If these are deep waters for litigators, how much more so for a party to a construction contract trying simply to ascertain whether to seek to recover its previous costs
Even in those situations where an argument based on the Act can be run, the difficulty is section 108A of the Housing Grants, Construction, and Regeneration Act 1996 (“the Construction Act”). This is because section 5A of the Act takes effect in a construction contract by means of an implied term. But section 108A provides that “any contractual provision” which purports to allocate the costs of an adjudication is ineffective unless it complies with certain conditions, each of which requires writing (in respect of which condition an implied term will fail).
From there on, the legal difficulties multiply in every direction. Is it possible to reconcile the two sections of these different Acts? Does it make a difference that section 5A has roots in an instrument of the EU? If so, does this difference go so far that one section of the Act must give way to another? If these are deep waters for litigators, how much more so for a party to a construction contract trying simply to ascertain whether to seek to recover its previous costs.

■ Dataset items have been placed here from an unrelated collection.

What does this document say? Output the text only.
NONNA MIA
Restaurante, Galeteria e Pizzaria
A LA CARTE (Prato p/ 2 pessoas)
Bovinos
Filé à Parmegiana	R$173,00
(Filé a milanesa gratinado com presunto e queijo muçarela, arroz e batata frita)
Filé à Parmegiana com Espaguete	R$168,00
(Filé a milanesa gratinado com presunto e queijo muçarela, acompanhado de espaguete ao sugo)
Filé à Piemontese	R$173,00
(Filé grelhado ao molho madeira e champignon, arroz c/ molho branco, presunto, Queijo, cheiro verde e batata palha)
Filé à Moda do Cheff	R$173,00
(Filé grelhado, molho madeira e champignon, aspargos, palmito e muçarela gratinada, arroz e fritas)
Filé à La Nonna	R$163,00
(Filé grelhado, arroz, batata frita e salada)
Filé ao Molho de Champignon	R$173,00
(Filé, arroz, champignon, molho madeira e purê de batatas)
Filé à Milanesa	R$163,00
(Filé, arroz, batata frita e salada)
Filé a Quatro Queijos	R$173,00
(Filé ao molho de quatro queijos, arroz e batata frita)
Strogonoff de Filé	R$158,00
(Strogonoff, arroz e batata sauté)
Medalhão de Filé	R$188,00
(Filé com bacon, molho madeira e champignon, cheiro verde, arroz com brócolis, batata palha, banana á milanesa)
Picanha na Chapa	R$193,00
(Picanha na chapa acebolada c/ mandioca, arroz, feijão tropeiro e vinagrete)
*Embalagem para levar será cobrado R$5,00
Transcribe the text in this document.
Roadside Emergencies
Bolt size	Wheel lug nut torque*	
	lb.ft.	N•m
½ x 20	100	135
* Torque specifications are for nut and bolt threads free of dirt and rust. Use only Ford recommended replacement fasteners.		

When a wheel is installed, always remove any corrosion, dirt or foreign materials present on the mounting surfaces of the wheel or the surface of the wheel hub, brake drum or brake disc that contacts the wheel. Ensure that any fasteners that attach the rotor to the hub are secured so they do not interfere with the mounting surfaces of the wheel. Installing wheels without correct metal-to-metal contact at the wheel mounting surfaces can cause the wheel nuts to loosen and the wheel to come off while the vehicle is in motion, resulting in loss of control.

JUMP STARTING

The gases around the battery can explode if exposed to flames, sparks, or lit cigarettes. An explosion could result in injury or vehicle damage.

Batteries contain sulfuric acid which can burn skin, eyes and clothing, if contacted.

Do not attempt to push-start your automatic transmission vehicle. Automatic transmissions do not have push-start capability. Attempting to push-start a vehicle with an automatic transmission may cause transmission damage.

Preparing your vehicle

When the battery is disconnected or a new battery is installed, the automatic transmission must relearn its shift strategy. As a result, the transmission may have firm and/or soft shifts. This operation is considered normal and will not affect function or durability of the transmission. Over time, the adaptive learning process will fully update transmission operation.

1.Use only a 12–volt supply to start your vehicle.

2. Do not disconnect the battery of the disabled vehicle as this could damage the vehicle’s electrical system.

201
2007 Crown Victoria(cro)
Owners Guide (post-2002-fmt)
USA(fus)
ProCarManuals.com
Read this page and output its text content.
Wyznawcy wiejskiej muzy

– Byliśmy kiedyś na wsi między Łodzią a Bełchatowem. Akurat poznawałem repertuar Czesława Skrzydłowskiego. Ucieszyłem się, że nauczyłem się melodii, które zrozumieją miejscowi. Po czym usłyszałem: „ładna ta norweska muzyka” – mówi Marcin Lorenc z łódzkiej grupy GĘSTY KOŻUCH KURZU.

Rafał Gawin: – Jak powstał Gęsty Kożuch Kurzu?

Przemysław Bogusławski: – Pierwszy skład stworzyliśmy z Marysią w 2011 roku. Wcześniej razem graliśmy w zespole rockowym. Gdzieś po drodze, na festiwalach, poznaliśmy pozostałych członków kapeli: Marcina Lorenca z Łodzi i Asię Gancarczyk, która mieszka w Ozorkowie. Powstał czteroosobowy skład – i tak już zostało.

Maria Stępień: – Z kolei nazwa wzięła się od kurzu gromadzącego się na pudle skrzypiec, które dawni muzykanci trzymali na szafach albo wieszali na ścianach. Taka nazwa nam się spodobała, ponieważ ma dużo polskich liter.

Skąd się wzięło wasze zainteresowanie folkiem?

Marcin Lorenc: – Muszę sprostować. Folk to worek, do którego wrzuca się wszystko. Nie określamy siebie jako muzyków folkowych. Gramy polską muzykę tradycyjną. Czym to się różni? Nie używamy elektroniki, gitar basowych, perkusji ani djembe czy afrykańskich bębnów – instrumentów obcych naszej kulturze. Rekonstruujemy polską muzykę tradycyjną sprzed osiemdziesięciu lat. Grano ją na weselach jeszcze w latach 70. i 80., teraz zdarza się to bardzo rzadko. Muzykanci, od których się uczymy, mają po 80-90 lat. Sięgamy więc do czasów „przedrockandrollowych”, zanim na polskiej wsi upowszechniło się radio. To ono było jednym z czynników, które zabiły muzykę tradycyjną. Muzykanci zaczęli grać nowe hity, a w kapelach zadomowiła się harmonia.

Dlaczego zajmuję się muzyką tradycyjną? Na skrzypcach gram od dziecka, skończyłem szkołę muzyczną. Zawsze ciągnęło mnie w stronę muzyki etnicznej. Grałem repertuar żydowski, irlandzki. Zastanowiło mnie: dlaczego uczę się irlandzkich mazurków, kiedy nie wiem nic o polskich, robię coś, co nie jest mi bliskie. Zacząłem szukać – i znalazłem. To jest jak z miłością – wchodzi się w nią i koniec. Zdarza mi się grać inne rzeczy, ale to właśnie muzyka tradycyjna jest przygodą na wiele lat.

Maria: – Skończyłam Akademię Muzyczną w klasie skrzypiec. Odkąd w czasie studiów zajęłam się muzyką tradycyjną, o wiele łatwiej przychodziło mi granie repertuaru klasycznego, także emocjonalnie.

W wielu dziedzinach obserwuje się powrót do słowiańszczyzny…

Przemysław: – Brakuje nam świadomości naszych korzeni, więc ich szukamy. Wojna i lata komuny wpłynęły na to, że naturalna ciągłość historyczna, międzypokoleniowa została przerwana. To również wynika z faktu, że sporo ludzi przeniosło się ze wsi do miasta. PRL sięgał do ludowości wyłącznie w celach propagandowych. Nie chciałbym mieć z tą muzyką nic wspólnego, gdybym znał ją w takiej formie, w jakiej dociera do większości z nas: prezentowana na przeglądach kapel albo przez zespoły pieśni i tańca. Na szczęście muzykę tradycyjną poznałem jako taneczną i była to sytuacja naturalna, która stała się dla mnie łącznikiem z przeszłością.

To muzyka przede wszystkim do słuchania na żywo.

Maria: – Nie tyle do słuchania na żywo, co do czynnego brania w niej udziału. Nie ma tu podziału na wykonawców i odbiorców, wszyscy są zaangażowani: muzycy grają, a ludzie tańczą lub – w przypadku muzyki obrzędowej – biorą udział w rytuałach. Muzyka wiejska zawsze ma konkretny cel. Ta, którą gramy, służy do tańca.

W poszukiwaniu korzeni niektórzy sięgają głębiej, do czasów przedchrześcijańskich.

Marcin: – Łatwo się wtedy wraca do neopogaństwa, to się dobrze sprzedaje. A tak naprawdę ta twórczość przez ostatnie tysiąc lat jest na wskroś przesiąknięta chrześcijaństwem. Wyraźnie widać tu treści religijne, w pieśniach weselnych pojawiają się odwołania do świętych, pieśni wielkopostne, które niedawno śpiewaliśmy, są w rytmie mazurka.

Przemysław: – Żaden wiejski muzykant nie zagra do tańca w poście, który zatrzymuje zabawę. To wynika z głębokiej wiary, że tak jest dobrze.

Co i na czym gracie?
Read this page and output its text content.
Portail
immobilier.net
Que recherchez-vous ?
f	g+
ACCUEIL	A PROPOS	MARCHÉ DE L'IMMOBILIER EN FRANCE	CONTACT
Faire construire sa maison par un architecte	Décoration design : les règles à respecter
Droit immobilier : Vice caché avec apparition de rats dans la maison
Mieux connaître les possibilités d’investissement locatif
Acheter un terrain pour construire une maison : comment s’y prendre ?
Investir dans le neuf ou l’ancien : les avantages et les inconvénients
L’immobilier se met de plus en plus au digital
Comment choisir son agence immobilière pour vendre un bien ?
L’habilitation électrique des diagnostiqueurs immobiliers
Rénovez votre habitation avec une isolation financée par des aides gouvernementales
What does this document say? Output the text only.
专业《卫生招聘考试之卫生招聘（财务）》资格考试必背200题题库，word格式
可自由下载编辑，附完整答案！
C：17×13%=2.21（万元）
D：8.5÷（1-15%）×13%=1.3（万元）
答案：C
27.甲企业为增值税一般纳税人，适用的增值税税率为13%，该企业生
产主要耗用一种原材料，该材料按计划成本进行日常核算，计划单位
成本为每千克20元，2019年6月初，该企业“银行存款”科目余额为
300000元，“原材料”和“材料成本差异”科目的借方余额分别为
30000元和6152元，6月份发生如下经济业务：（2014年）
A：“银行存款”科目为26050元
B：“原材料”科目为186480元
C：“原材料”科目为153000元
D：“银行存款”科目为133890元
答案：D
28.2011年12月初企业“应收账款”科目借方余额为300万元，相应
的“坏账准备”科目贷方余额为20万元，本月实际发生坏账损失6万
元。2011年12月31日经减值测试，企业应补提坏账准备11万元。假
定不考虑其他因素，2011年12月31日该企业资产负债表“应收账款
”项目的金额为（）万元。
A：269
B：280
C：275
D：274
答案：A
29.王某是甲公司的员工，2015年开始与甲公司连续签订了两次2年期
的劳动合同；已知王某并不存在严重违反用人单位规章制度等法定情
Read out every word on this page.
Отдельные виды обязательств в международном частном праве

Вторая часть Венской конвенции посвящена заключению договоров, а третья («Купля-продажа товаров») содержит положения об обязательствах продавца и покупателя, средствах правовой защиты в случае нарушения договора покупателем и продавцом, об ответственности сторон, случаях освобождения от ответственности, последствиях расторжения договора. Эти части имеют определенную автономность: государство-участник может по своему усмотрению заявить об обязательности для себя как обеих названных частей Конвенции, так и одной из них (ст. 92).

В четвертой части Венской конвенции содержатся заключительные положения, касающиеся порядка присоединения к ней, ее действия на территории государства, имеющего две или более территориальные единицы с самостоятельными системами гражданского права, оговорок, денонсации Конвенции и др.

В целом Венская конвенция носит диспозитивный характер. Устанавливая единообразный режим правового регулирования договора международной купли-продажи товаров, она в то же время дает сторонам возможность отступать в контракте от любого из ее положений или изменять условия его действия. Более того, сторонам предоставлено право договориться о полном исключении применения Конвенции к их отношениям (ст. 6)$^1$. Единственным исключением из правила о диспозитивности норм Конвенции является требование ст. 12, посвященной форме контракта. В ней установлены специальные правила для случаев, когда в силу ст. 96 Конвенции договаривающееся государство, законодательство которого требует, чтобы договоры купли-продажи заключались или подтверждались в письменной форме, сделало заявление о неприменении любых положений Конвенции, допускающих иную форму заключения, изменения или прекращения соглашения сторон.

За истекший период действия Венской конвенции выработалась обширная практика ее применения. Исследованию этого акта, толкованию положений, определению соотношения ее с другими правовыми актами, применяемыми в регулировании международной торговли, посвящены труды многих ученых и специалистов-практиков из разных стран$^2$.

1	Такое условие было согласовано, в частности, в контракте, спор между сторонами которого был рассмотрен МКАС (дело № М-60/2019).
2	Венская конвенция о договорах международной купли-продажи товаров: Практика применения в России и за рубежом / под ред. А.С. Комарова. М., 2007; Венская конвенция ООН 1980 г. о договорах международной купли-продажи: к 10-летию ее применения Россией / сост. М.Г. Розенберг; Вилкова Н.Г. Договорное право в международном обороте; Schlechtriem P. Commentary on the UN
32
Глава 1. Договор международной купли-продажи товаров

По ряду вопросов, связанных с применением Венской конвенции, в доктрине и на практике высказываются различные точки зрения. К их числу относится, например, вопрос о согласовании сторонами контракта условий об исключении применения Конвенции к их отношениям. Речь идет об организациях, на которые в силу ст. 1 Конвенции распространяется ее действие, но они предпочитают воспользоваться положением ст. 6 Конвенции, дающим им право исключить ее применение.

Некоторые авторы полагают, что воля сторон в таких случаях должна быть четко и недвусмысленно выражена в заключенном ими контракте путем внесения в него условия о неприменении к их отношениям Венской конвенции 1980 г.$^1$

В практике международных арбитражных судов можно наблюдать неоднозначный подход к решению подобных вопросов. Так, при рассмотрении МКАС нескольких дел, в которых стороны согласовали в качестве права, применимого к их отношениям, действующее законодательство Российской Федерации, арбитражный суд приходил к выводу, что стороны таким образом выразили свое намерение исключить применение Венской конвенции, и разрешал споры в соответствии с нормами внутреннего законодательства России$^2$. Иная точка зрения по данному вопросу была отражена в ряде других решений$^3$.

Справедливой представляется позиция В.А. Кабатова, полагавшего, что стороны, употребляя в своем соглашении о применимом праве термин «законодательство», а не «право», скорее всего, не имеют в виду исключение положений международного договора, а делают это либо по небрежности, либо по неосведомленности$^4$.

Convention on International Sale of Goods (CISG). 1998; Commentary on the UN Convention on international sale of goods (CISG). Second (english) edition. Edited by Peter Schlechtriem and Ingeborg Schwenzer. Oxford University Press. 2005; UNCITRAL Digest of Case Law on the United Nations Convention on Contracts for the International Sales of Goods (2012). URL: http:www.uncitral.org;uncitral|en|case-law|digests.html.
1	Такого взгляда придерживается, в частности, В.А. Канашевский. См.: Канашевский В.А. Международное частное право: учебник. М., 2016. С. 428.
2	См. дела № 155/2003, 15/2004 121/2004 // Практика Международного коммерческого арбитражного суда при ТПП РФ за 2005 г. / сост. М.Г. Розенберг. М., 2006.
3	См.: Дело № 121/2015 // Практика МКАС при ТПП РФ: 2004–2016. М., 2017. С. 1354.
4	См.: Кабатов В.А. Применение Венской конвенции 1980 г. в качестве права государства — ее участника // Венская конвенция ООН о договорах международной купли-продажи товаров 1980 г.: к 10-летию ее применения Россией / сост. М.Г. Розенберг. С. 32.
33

Fortunately, the courts seem to be starting to consider the issues to which the argument gives rise. In the recent case of Enviroflow Management Limited vs Redhill Works (Nottingham) Limited (unreported, TCC, 16 August 2017), Mrs Justice O’Farrell heard an enforcement application in which the adjudicator had awarded the claimant the costs of the adjudication. This was not therefore the central case we are discussing, being one in which a party seeks to recover in litigation the costs of a previous adjudication against the same party. But it appears the submission was made to Mrs Justice O’Farrell that the remedy under section 5A of the Act was ineffective in that it failed to comply with section 108A’s requirements. This submission seems to have been accepted. Moreover, since there was no other agreement in writing between the parties regarding allocation of costs which did comply with section 108A, Mrs Justice O’Farrell concluded that the adjudicator did not have jurisdiction to make the award of costs. So far, so clear.
Where there will be plenty of room for future argument, however, is the relationship between the decision of Mrs Justice O’Farrell in Enviroflow and that of Mr Jonathan Acton Davis QC, sitting as a Deputy High Court Judge, in Lulu Construction Limited vs Mulalley & Co Limited  EWHC 1852 (TCC). In the latter case, the deputy judge (also hearing an application for enforcement of an adjudication award) decided that an adjudicator’s conclusion that he did have jurisdiction to decide a dispute with respect to the award of costs claimed by way of section 5A was correct (though the judgement does not reveal details of the adjudicator’s conclusion, in particular if there was an agreement in writing which complied with section 108A).
We will be kept waiting for a case tackling the validity of the section 5A argument head on. Until then, it is premature to speak of the end to the affair. The only sure thing is that, until we have a determination, the ingenuity of parties seeking to recover the costs of their adjudication will continue. But ingenuity may well not succeed.